El más inquietante de los problemas de este otoño es, sin duda, el de las reacciones a la sentencia del Tribunal Supremo en el juicio a los políticos catalanes encausados, condenados a penas de cárcel e inhabilitación de hasta 13 años. Los partidos políticos soberanistas, el gobierno de la Generalitat, organizaciones civiles afines y los partidarios de la independencia venían esperando el fallo y estaban preparados para organizar una respuesta tumultuosa en las calles que, mediante manifestaciones, bloqueos de infraestructuras y servicios públicos, enfrentamientos con las fuerzas del orden y algarabías de diverso grado, pudiera interpretarse, por su extensión e intensidad, como expresión de rechazo del conjunto de la población de Cataluña. Como alumnos aventajados de los noticiarios, sus organizadores -una anónima plataforma que se oculta bajo el nombre de “tsunami democrático”- intentaron emular a los manifestantes de Hong Kong y paralizar el aeropuerto de Barcelona, cosa que consiguieron durante unas horas el primer día de protesta. También pretendieron imitar la violencia vandálica protagonizada por los “chalecos amarillos” que arrasaron la capital y otras ciudades de Francia hace unos meses, destruyendo escaparates, provocando fuegos, lanzando piedras, vallas y botellas con ácido a los policías, etc. La verdad es que lo tenían fácil porque ejemplos a copiar no faltaban.
No hay duda de que la configuración territorial del Estado va a estar sometida, este otoño, a fuerzas antagónicas que, por un lado, ejercen una presión centrífuga que conlleva el riesgo de desprendimiento de una parte del mismo, y, por otro, una presión centrípeta que tiende hacia desnaturalización de las autonomías y a la recentralización. Dependiendo de cómo se aborde el conflicto catalán, el otoño hervirá por la colisión entre ambas fuerzas con inaudita virulencia política y social. Ya los radicales se encargan de encender el fuego, metafórica y literalmente hablando.Además, por si fuera poco, un Gobierno central en funciones, después de años de inestabilidad, vuelve a confiar en la repetición electoral para que los ciudadanos decidan lo que los elegidos en abril no pudieron, no supieron o no quisieron acordar: pactar la constitución de un Ejecutivo en torno a la minoría parlamentaria mayoritaria. Nos hallamos, así, con un gobierno que, este otoño, estará más atento a asegurarse su continuidad en el poder que en solucionar ningún problema.

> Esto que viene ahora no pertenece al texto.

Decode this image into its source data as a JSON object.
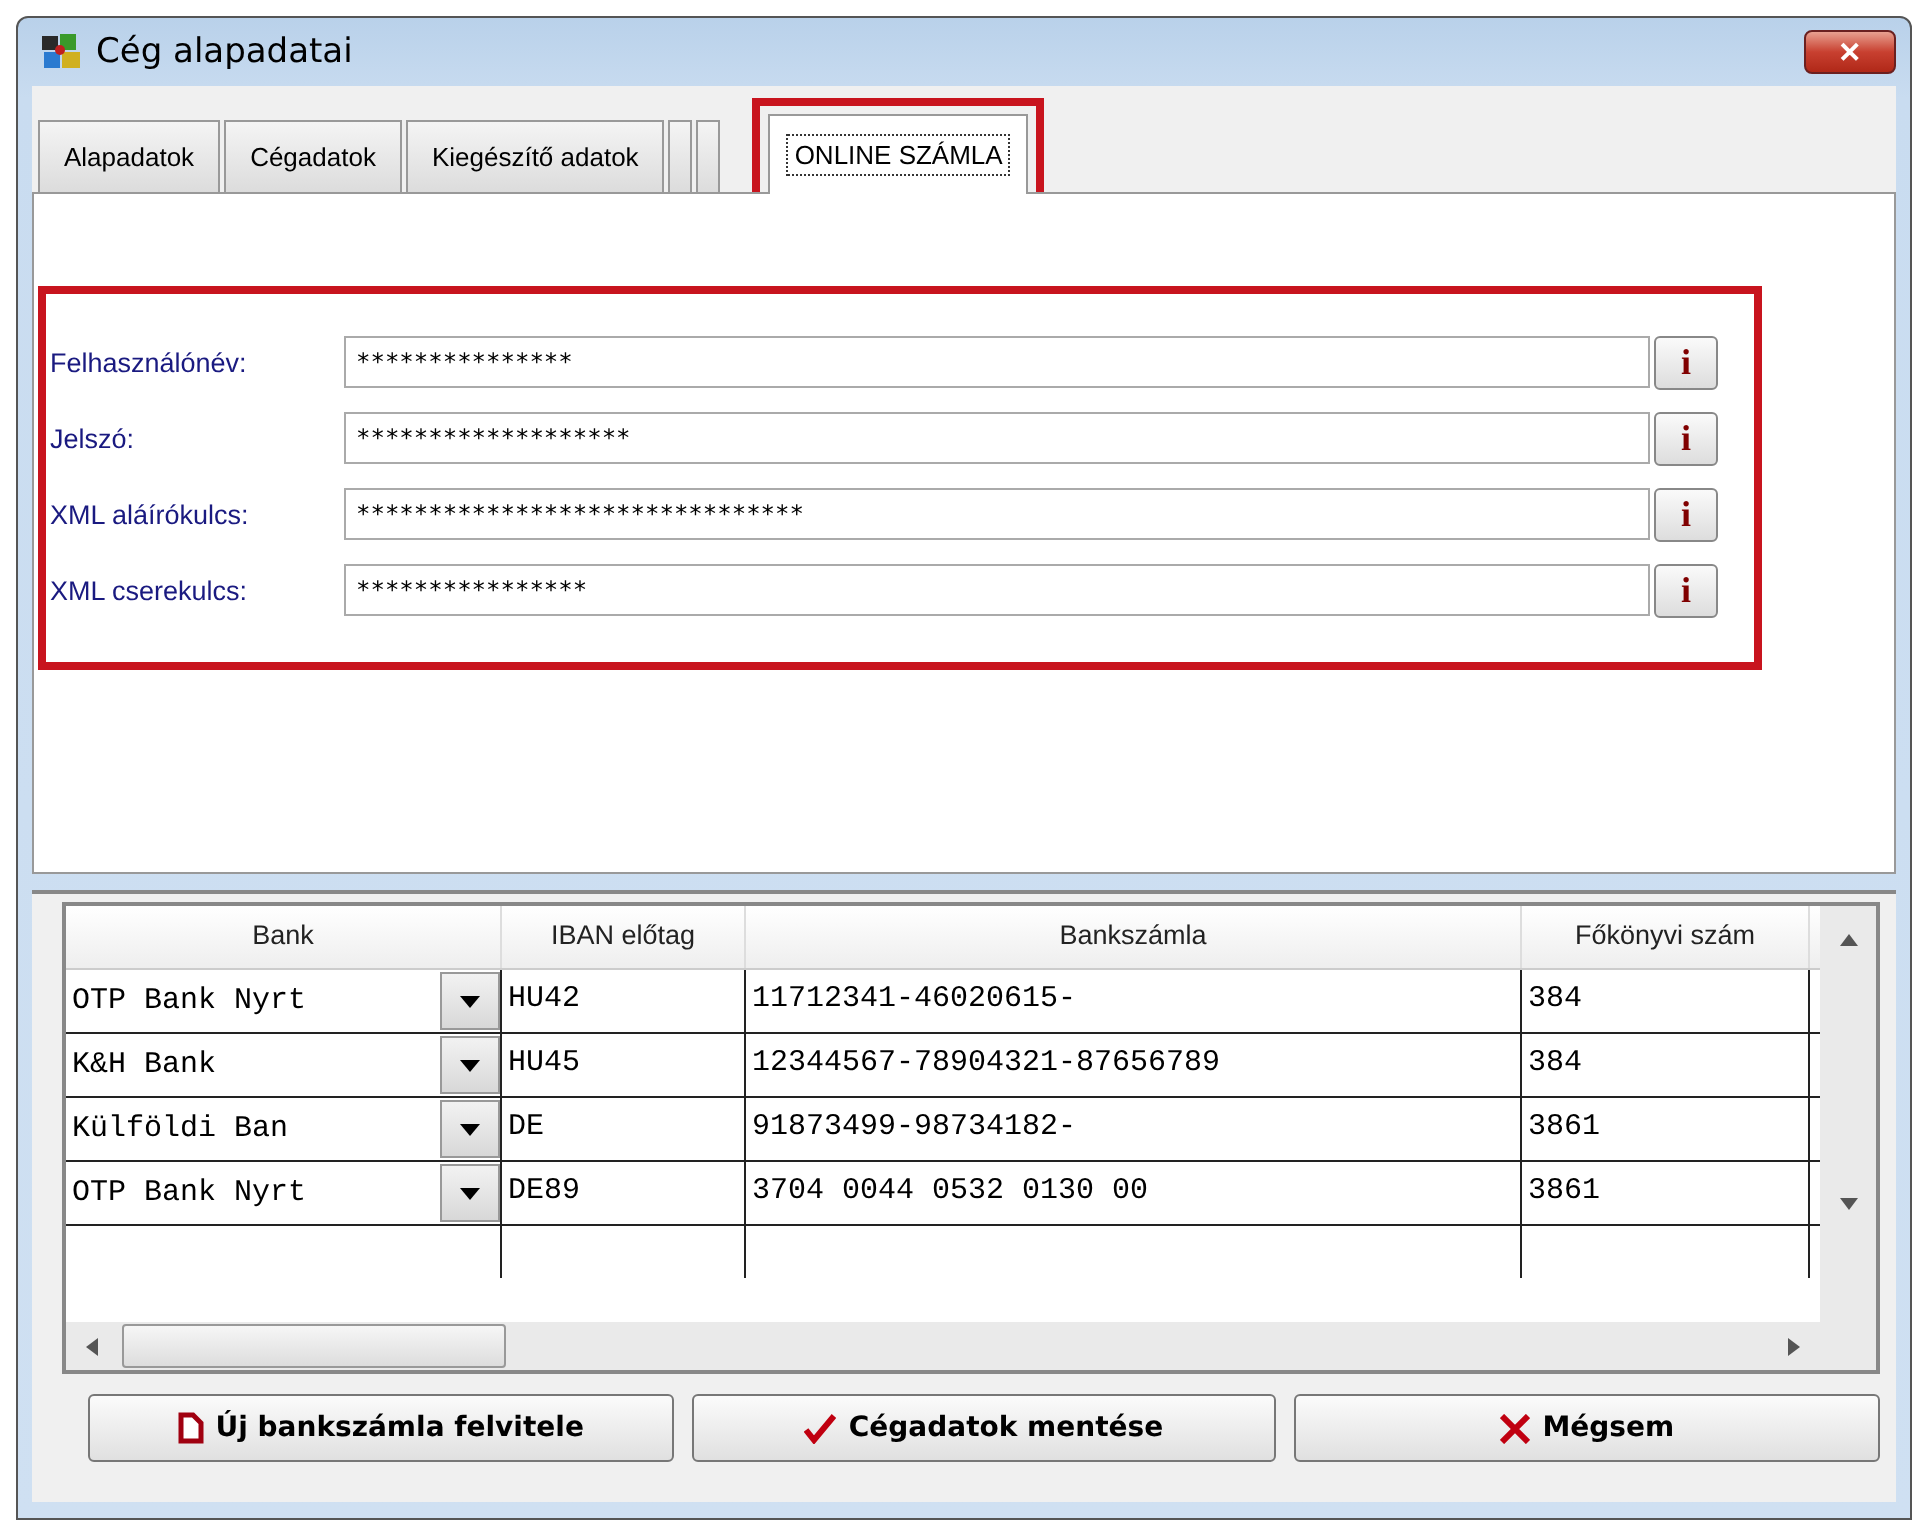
{
  "window": {
    "title": "Cég alapadatai",
    "close_glyph": "✕"
  },
  "tabs": [
    {
      "label": "Alapadatok",
      "selected": false
    },
    {
      "label": "Cégadatok",
      "selected": false
    },
    {
      "label": "Kiegészítő adatok",
      "selected": false
    },
    {
      "kind": "blank",
      "selected": false
    },
    {
      "kind": "blank",
      "selected": false
    },
    {
      "label": "ONLINE SZÁMLA",
      "selected": true,
      "highlighted": true
    }
  ],
  "credentials": {
    "highlighted": true,
    "fields": [
      {
        "label": "Felhasználónév:",
        "value": "***************",
        "info_glyph": "i"
      },
      {
        "label": "Jelszó:",
        "value": "*******************",
        "info_glyph": "i"
      },
      {
        "label": "XML aláírókulcs:",
        "value": "*******************************",
        "info_glyph": "i"
      },
      {
        "label": "XML cserekulcs:",
        "value": "****************",
        "info_glyph": "i"
      }
    ]
  },
  "table": {
    "columns": [
      "Bank",
      "IBAN előtag",
      "Bankszámla",
      "Főkönyvi szám"
    ],
    "rows": [
      {
        "bank": "OTP Bank Nyrt",
        "iban": "HU42",
        "account": "11712341-46020615-",
        "ledger": "384"
      },
      {
        "bank": "K&H Bank",
        "iban": "HU45",
        "account": "12344567-78904321-87656789",
        "ledger": "384"
      },
      {
        "bank": "Külföldi Ban",
        "iban": "DE",
        "account": "91873499-98734182-",
        "ledger": "3861"
      },
      {
        "bank": "OTP Bank Nyrt",
        "iban": "DE89",
        "account": "3704 0044 0532 0130 00",
        "ledger": "3861"
      }
    ]
  },
  "buttons": [
    {
      "label": "Új bankszámla felvitele",
      "kind": "new"
    },
    {
      "label": "Cégadatok mentése",
      "kind": "save"
    },
    {
      "label": "Mégsem",
      "kind": "cancel"
    }
  ]
}
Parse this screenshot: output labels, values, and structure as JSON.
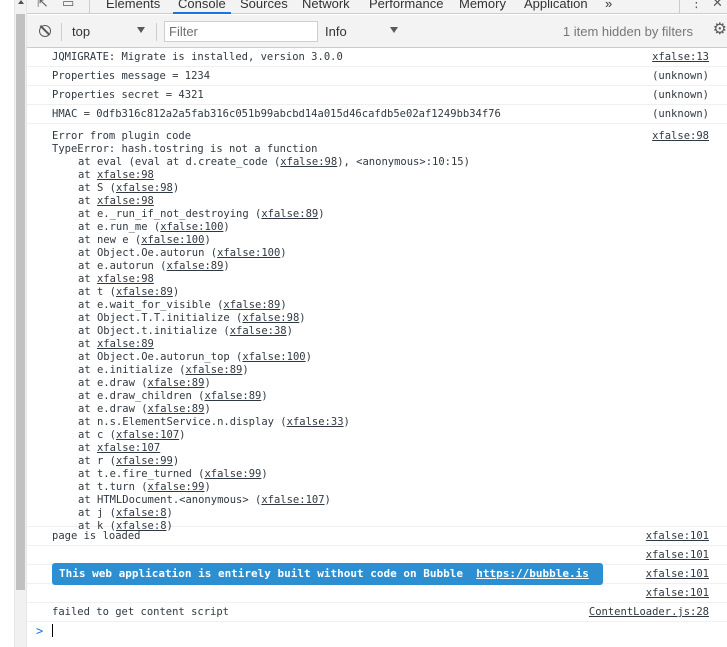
{
  "tabs": [
    "Elements",
    "Console",
    "Sources",
    "Network",
    "Performance",
    "Memory",
    "Application"
  ],
  "more_tabs": "»",
  "toolbar": {
    "context": "top",
    "filter_placeholder": "Filter",
    "level": "Info",
    "hidden_count": "1 item hidden by filters"
  },
  "icons": {
    "inspect": "inspect-icon",
    "device": "device-toolbar-icon",
    "menu": "kebab-menu-icon",
    "close": "close-icon",
    "clear": "clear-console-icon",
    "settings": "gear-icon"
  },
  "colors": {
    "tab_underline": "#1a73e8",
    "banner_bg": "#2b8fd1",
    "text": "#303942"
  },
  "messages": [
    {
      "text": "JQMIGRATE: Migrate is installed, version 3.0.0",
      "source": "xfalse:13",
      "source_link": true
    },
    {
      "text": "Properties message = 1234",
      "source": "(unknown)",
      "source_link": false
    },
    {
      "text": "Properties secret = 4321",
      "source": "(unknown)",
      "source_link": false
    },
    {
      "text": "HMAC = 0dfb316c812a2a5fab316c051b99abcbd14a015d46cafdb5e02af1249bb34f76",
      "source": "(unknown)",
      "source_link": false
    }
  ],
  "error": {
    "line1": "Error from plugin code",
    "line2": "TypeError: hash.tostring is not a function",
    "source": "xfalse:98",
    "stack": [
      {
        "pre": "at eval (eval at d.create_code (",
        "link": "xfalse:98",
        "post": "), <anonymous>:10:15)"
      },
      {
        "pre": "at ",
        "link": "xfalse:98",
        "post": ""
      },
      {
        "pre": "at S (",
        "link": "xfalse:98",
        "post": ")"
      },
      {
        "pre": "at ",
        "link": "xfalse:98",
        "post": ""
      },
      {
        "pre": "at e._run_if_not_destroying (",
        "link": "xfalse:89",
        "post": ")"
      },
      {
        "pre": "at e.run_me (",
        "link": "xfalse:100",
        "post": ")"
      },
      {
        "pre": "at new e (",
        "link": "xfalse:100",
        "post": ")"
      },
      {
        "pre": "at Object.Oe.autorun (",
        "link": "xfalse:100",
        "post": ")"
      },
      {
        "pre": "at e.autorun (",
        "link": "xfalse:89",
        "post": ")"
      },
      {
        "pre": "at ",
        "link": "xfalse:98",
        "post": ""
      },
      {
        "pre": "at t (",
        "link": "xfalse:89",
        "post": ")"
      },
      {
        "pre": "at e.wait_for_visible (",
        "link": "xfalse:89",
        "post": ")"
      },
      {
        "pre": "at Object.T.T.initialize (",
        "link": "xfalse:98",
        "post": ")"
      },
      {
        "pre": "at Object.t.initialize (",
        "link": "xfalse:38",
        "post": ")"
      },
      {
        "pre": "at ",
        "link": "xfalse:89",
        "post": ""
      },
      {
        "pre": "at Object.Oe.autorun_top (",
        "link": "xfalse:100",
        "post": ")"
      },
      {
        "pre": "at e.initialize (",
        "link": "xfalse:89",
        "post": ")"
      },
      {
        "pre": "at e.draw (",
        "link": "xfalse:89",
        "post": ")"
      },
      {
        "pre": "at e.draw_children (",
        "link": "xfalse:89",
        "post": ")"
      },
      {
        "pre": "at e.draw (",
        "link": "xfalse:89",
        "post": ")"
      },
      {
        "pre": "at n.s.ElementService.n.display (",
        "link": "xfalse:33",
        "post": ")"
      },
      {
        "pre": "at c (",
        "link": "xfalse:107",
        "post": ")"
      },
      {
        "pre": "at ",
        "link": "xfalse:107",
        "post": ""
      },
      {
        "pre": "at r (",
        "link": "xfalse:99",
        "post": ")"
      },
      {
        "pre": "at t.e.fire_turned (",
        "link": "xfalse:99",
        "post": ")"
      },
      {
        "pre": "at t.turn (",
        "link": "xfalse:99",
        "post": ")"
      },
      {
        "pre": "at HTMLDocument.<anonymous> (",
        "link": "xfalse:107",
        "post": ")"
      },
      {
        "pre": "at j (",
        "link": "xfalse:8",
        "post": ")"
      },
      {
        "pre": "at k (",
        "link": "xfalse:8",
        "post": ")"
      }
    ]
  },
  "after": {
    "loaded_text": "page is loaded",
    "loaded_source": "xfalse:101",
    "empty_source": "xfalse:101",
    "banner_text": "This web application is entirely built without code on Bubble",
    "banner_link": "https://bubble.is",
    "banner_source": "xfalse:101",
    "extra_source": "xfalse:101",
    "failed_text": "failed to get content script",
    "failed_source": "ContentLoader.js:28"
  },
  "prompt_symbol": ">"
}
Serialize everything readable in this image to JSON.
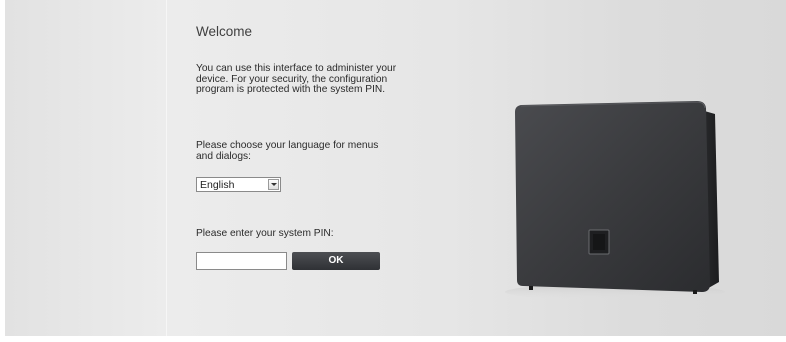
{
  "welcome": {
    "title": "Welcome",
    "intro": "You can use this interface to administer your device. For your security, the configuration program is protected with the system PIN."
  },
  "language": {
    "prompt": "Please choose your language for menus and dialogs:",
    "selected": "English"
  },
  "pin": {
    "prompt": "Please enter your system PIN:",
    "value": "",
    "ok_label": "OK"
  },
  "device_image": {
    "icon": "base-station-device"
  },
  "colors": {
    "button_bg": "#3a3c40",
    "button_text": "#ffffff",
    "title_text": "#3f3f3f",
    "body_text": "#2b2b2b"
  }
}
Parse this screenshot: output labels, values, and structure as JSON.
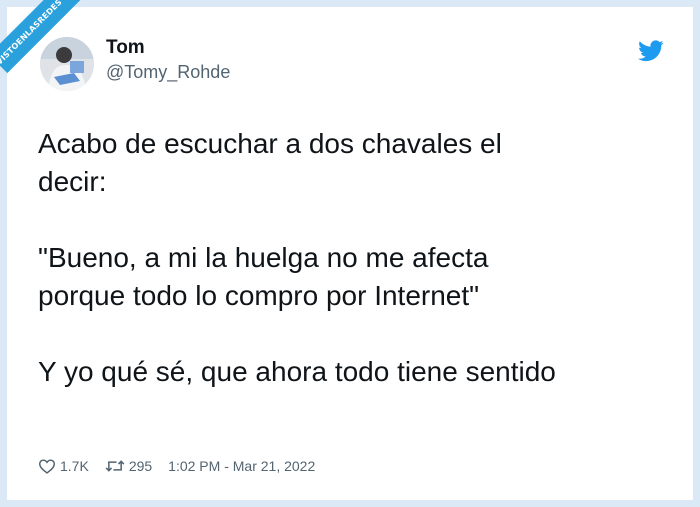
{
  "watermark": {
    "text": "VISTOENLASREDES .com"
  },
  "author": {
    "display_name": "Tom",
    "handle": "@Tomy_Rohde"
  },
  "tweet": {
    "text": "Acabo de escuchar a dos chavales el\ndecir:\n\n\"Bueno, a mi la huelga no me afecta\nporque todo lo compro por Internet\"\n\nY yo qué sé, que ahora todo tiene sentido"
  },
  "stats": {
    "likes": "1.7K",
    "retweets": "295",
    "timestamp": "1:02 PM - Mar 21, 2022"
  },
  "colors": {
    "brand": "#1d9bf0",
    "text": "#0f1419",
    "muted": "#536471",
    "frame": "#dbe9f6"
  },
  "icons": {
    "like": "heart-icon",
    "retweet": "retweet-icon",
    "logo": "twitter-bird-icon"
  }
}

Incluso los pensionistas, que han emprendido desde los cuatro puntos cardinales del país una marcha hasta Madrid para exigir a todo pulmón, ante el Congreso de la nación, la seguridad de unas pensiones dignas, van a alimentar las llamas que harán arder este otoño preñado de problemas. Llevan años reclamando que se les restituya el derecho a recibir las pensiones por las que han cotizado durante toda su vida laboral. Y por que no se les utilice como apuntes contables que sirven para cuadrar las cuentas del Estado, ni se les utilice como datos demográficos de fácil seducción electoralista. Su grito en defensa de las pensiones, gobierne quien gobierne, surge del hartazgo de sentirse siempre manipulados por Ejecutivos de todo color, y de ver cómo sus pensiones, en vez mantener su poder adquisitivo, menguan cada año, con cada gobierno y con cada problema de la economía que los administradores políticos no han sabido prever ni solventar sin echar mano de la “hucha” de las pensiones y otras partidas del gasto social. Se manifiestan, gritan y contribuyen a hacer hervir este otoño con toda la razón del mundo. Y porque no consienten que se les arrebate su dignidad, aunque estén a punto de morirse.
Mientras unos y otros se enfrentan por cuestiones de identidad y privilegios, se desgañitan por poltronas y prebendas, una cuarta parte de la población lucha por tener una vida digna, libre del azote de las privaciones, sin que nadie se manifieste por ella ni haga uso de la violencia para obligar a socorrerla. A pesar de todos los problemas que nos acucian, este otoño no hervirá por los realmente necesitados, cuando debería ser el principal motivo para coger la antorcha.